While other cities were crippled by the loss of their major industry, Danbury was not for several reasons. The city had built an infrastructure - roads, rail, reservoirs, housing - that would welcome other businesses. In addition, hatters were skilled artisans who could make other things. There was a long tradition of women in the workforce and, Danbury was one of the first communities in the nation to create a formal economic development program, largely the work of hat factory owner Frank Lee. Though he was profoundly unpopular in many quarters for busting the hatters union, Lee had seen the shift from bowlers to fedoras and understood that Danbury’s future would be uncertain if its entire industrial base relied on the whim and vagaries of fashion. He and other business leaders formed the Danbury Industrial Corporation in 1918, with the goal of providing land and modern facilities for new industries. Though it got off to a slow start, the city had a structure in place to engage the economic expansion after World War II. By recruiting new businesses as the hat industry faded, Danbury never collapsed and never lost its middle class.

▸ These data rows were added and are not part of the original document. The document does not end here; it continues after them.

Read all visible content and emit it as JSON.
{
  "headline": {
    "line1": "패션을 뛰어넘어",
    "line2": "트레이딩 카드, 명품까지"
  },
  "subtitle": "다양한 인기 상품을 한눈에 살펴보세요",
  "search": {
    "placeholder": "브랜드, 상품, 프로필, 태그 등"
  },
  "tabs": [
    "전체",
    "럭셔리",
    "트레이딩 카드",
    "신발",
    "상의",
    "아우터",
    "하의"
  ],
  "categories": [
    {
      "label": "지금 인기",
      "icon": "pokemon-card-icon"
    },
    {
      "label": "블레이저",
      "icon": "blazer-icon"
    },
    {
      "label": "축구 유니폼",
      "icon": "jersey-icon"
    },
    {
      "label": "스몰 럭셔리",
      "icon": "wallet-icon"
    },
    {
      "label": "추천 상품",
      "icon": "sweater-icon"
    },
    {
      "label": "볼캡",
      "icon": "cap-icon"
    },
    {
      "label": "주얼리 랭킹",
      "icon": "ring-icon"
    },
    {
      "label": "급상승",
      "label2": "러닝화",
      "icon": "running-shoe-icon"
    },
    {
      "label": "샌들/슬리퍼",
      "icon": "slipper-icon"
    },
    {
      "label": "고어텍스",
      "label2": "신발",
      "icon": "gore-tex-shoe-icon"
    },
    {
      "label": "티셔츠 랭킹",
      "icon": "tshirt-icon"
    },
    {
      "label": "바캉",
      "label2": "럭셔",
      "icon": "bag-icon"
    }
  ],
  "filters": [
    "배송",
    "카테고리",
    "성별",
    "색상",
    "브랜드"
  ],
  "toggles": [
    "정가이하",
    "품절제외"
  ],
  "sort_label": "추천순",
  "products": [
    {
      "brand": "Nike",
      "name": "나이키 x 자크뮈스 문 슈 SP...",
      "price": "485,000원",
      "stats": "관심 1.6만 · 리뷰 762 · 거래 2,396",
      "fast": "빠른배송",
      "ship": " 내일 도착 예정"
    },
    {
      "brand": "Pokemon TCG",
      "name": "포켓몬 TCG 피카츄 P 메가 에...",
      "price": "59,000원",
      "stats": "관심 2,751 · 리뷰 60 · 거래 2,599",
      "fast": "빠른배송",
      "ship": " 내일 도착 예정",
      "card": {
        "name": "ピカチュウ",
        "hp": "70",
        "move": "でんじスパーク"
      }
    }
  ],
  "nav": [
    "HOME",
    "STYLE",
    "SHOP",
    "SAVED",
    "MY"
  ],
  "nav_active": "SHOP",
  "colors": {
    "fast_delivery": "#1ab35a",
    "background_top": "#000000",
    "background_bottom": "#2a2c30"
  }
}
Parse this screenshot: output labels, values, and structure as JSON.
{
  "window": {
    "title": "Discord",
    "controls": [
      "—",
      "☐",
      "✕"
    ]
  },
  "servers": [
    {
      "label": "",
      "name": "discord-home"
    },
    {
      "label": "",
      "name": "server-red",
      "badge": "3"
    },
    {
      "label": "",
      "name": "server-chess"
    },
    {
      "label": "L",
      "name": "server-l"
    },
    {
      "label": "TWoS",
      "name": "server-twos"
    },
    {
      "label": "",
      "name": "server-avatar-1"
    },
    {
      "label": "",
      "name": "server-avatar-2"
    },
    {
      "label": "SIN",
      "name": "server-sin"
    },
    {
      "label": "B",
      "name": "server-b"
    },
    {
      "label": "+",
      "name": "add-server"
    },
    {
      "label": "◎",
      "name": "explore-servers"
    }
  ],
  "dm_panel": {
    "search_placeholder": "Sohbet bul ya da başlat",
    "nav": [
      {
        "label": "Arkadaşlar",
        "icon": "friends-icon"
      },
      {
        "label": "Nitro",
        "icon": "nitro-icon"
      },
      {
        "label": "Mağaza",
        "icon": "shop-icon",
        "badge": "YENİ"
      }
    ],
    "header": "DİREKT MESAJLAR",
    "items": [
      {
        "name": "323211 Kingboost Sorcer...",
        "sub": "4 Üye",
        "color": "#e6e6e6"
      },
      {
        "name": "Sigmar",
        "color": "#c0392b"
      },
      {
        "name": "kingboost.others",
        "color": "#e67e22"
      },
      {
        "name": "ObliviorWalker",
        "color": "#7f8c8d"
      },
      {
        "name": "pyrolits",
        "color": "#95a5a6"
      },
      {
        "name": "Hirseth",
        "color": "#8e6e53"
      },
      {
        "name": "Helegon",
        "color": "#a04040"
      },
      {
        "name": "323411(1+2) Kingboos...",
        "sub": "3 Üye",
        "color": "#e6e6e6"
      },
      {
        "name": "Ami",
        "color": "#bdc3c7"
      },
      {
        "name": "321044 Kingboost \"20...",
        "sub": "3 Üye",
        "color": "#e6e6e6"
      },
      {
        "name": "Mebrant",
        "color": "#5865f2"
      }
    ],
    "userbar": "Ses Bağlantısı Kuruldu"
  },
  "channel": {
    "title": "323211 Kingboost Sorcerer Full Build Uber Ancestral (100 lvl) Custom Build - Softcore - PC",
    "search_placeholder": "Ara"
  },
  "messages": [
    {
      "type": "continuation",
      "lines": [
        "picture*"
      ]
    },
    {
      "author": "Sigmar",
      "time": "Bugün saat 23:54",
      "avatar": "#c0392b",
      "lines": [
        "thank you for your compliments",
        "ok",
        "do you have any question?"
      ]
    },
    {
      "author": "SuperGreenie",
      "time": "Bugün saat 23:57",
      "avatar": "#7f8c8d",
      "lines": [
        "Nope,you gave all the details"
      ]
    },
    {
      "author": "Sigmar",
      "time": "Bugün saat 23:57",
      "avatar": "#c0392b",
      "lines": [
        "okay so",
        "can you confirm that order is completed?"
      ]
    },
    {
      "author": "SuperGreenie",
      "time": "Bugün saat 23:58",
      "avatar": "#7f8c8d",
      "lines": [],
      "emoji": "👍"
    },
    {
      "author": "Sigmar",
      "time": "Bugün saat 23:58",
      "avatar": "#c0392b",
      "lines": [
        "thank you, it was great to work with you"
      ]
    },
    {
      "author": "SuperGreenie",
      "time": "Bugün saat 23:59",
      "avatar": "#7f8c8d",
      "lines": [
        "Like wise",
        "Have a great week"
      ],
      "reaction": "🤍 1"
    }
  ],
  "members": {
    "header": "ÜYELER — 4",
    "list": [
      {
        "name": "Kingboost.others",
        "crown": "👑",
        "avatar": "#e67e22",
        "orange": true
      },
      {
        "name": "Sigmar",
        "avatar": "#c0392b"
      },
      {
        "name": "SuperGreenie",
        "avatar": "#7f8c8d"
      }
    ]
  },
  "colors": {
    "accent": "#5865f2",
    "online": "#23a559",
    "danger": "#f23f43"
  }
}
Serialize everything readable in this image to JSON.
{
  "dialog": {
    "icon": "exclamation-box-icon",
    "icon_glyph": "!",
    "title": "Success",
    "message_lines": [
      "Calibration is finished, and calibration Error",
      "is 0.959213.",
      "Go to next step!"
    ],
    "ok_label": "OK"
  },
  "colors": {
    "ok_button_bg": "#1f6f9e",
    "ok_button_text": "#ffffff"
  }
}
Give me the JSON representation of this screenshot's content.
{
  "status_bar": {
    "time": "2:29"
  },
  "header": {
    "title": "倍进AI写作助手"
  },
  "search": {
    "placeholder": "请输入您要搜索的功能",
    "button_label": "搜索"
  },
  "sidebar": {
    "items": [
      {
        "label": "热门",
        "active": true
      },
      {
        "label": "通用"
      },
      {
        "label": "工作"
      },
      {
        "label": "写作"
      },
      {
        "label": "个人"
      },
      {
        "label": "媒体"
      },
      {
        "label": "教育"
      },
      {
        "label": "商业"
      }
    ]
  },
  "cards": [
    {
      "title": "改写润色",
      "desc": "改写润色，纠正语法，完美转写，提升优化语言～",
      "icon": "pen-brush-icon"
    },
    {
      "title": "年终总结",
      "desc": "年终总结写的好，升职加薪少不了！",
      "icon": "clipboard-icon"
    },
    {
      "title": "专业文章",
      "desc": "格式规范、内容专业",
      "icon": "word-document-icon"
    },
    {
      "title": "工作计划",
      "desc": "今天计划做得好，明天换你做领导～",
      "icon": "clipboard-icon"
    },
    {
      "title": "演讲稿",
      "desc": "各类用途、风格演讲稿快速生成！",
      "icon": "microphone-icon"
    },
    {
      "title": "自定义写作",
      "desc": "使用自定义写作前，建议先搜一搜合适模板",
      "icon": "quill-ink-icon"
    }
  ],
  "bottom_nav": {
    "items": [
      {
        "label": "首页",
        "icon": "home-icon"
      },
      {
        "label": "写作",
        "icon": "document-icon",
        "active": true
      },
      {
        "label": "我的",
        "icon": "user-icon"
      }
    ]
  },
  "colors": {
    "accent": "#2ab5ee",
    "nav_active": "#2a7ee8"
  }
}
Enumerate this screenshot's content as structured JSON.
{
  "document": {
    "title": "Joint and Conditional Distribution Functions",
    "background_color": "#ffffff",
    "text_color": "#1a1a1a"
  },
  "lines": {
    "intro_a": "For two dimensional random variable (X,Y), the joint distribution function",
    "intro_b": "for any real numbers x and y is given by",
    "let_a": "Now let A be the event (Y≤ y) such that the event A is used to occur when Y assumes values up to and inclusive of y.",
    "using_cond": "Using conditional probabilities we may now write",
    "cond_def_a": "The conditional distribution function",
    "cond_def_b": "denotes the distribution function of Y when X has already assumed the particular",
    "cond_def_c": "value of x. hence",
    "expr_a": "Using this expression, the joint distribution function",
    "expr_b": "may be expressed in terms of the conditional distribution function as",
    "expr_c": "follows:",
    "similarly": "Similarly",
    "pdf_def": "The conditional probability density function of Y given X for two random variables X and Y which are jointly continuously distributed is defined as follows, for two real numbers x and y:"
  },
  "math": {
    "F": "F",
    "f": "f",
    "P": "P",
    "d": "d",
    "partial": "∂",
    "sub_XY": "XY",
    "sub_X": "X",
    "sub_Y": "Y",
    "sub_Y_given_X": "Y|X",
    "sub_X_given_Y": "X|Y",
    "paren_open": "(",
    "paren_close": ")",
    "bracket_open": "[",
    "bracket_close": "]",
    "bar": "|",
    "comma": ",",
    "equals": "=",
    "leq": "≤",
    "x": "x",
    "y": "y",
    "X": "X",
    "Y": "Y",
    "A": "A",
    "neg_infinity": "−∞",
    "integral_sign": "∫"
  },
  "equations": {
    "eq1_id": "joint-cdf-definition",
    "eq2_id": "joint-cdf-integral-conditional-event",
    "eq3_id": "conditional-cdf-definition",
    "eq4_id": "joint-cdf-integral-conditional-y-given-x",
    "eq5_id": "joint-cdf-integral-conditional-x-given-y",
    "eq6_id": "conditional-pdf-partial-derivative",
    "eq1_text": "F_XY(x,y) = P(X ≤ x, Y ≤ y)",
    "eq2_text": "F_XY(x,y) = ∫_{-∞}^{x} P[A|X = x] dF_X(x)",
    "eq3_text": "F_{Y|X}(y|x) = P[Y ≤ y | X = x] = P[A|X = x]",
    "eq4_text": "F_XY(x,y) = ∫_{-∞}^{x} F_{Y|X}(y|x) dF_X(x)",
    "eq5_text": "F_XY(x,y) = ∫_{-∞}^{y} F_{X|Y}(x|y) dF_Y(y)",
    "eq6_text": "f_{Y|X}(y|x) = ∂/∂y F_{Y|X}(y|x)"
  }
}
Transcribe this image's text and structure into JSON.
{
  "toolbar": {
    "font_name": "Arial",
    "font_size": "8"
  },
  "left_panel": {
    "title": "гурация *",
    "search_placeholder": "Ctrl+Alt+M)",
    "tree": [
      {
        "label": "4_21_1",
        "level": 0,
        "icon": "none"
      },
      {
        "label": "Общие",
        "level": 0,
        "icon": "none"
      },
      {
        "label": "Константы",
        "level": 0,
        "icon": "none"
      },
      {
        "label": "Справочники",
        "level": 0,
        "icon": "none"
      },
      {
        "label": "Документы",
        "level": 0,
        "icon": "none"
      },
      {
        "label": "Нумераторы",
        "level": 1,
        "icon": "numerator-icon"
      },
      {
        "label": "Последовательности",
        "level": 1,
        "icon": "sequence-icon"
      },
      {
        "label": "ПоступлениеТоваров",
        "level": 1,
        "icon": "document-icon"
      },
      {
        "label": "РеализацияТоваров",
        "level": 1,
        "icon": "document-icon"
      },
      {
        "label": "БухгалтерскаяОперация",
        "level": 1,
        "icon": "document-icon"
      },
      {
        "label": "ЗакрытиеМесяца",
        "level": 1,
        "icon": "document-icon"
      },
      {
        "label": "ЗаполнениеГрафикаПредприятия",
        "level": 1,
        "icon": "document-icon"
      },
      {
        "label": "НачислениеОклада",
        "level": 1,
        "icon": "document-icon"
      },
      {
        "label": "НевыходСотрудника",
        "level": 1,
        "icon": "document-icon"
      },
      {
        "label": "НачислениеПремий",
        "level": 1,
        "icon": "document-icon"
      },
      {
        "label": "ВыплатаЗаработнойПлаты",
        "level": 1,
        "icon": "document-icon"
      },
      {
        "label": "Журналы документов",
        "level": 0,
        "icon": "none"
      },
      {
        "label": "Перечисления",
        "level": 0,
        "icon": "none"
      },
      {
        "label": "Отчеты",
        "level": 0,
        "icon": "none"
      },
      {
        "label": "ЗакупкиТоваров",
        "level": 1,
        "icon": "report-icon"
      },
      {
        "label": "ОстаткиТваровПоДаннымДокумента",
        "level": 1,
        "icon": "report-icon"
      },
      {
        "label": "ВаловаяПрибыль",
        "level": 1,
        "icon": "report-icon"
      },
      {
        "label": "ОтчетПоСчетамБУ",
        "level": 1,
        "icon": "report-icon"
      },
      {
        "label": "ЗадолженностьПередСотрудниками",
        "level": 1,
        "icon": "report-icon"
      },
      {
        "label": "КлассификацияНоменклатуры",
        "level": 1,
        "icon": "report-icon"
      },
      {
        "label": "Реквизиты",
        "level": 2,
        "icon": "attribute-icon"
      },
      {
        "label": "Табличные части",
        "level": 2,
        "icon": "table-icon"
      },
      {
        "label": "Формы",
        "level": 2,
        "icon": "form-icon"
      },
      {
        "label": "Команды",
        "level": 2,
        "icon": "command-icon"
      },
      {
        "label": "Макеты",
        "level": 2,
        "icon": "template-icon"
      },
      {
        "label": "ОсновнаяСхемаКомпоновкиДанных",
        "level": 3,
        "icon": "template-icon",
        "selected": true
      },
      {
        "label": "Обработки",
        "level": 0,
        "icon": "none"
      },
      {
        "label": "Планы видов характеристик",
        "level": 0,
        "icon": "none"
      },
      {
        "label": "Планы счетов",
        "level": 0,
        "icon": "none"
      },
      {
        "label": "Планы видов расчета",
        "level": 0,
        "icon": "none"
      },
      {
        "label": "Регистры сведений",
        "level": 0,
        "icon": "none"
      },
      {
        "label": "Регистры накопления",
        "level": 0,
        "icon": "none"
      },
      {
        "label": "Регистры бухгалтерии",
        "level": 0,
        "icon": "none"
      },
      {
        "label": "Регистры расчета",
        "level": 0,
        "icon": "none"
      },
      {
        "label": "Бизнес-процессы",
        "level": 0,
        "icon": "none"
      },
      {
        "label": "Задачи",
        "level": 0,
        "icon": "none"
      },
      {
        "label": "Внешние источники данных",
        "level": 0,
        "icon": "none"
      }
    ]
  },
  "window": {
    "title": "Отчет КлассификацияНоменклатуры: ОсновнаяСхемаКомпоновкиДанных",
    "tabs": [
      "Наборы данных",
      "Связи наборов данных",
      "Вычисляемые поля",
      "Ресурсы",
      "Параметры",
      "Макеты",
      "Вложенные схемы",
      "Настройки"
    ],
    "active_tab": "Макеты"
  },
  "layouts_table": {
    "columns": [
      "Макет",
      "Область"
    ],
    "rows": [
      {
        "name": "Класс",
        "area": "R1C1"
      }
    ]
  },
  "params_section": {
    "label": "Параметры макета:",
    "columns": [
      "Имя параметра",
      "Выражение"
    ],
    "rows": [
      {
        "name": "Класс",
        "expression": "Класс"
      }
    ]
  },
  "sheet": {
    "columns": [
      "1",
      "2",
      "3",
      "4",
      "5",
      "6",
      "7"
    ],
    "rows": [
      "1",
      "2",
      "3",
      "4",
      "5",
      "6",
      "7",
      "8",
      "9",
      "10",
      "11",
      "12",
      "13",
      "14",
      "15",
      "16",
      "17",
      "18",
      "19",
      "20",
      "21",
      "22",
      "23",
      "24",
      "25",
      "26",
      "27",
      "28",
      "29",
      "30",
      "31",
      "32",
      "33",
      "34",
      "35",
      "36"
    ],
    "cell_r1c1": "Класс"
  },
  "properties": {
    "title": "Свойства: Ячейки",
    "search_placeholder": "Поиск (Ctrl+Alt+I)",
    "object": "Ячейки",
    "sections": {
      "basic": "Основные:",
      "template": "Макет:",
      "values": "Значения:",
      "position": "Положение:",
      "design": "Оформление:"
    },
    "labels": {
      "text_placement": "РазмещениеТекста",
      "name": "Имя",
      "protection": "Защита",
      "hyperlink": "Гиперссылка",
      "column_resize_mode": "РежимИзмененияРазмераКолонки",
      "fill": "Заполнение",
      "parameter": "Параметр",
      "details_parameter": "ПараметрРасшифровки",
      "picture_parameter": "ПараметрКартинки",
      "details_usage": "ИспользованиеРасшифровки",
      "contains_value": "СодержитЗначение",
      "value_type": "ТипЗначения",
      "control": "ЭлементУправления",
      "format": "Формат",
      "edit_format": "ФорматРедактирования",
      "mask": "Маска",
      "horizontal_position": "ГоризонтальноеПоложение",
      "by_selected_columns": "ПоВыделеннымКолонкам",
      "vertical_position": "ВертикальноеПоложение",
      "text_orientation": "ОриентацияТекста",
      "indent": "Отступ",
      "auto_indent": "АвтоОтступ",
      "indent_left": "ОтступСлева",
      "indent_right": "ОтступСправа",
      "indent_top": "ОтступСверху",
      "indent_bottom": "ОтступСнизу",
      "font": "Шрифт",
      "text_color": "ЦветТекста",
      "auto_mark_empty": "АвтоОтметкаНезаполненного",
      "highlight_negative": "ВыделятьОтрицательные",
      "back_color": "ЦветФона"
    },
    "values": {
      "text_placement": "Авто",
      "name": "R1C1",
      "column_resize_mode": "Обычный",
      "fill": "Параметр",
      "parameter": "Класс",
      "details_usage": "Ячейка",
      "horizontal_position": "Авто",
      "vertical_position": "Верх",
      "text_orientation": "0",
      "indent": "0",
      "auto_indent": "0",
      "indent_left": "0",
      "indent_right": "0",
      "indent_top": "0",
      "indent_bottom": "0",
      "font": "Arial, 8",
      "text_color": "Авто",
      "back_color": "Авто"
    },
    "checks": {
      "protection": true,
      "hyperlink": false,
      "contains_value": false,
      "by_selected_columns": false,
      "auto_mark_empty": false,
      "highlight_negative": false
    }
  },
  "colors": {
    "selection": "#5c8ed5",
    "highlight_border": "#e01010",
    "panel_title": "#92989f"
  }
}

Low Crime and a Revitalized Downtown

Per the most recent available 2015 state numbers, Danbury’s rate of 1,932 crimes per 100,000 residents is below the state average of 2,054 per 100,000, making Danbury one of the state’s safest large or mid-sized cities.

Like many other cities, Danbury has taken a number of steps to revitalize its downtown. There is a downtown special services district called CityCenter, a business incubator called Danbury Hackerspace where tinkerers can work on ideas for new businesses under the tutelage of other business people, an expanded community college campus and downtown housing. A major development called Kennedy Flats just opened downtown with 370 units, which is already 70% occupied.

It seems to be having the desired effect. “We are seeing more people on the street,” said Jacqueline Smith, Editorial Editor of the Danbury News-Times. Though there are still a few empty storefronts, three coffee houses have opened in the last year, said P.J. Prunty, Executive Director of CityCenter. And, the city pays attention to little things, for example, the bus shelters are clean.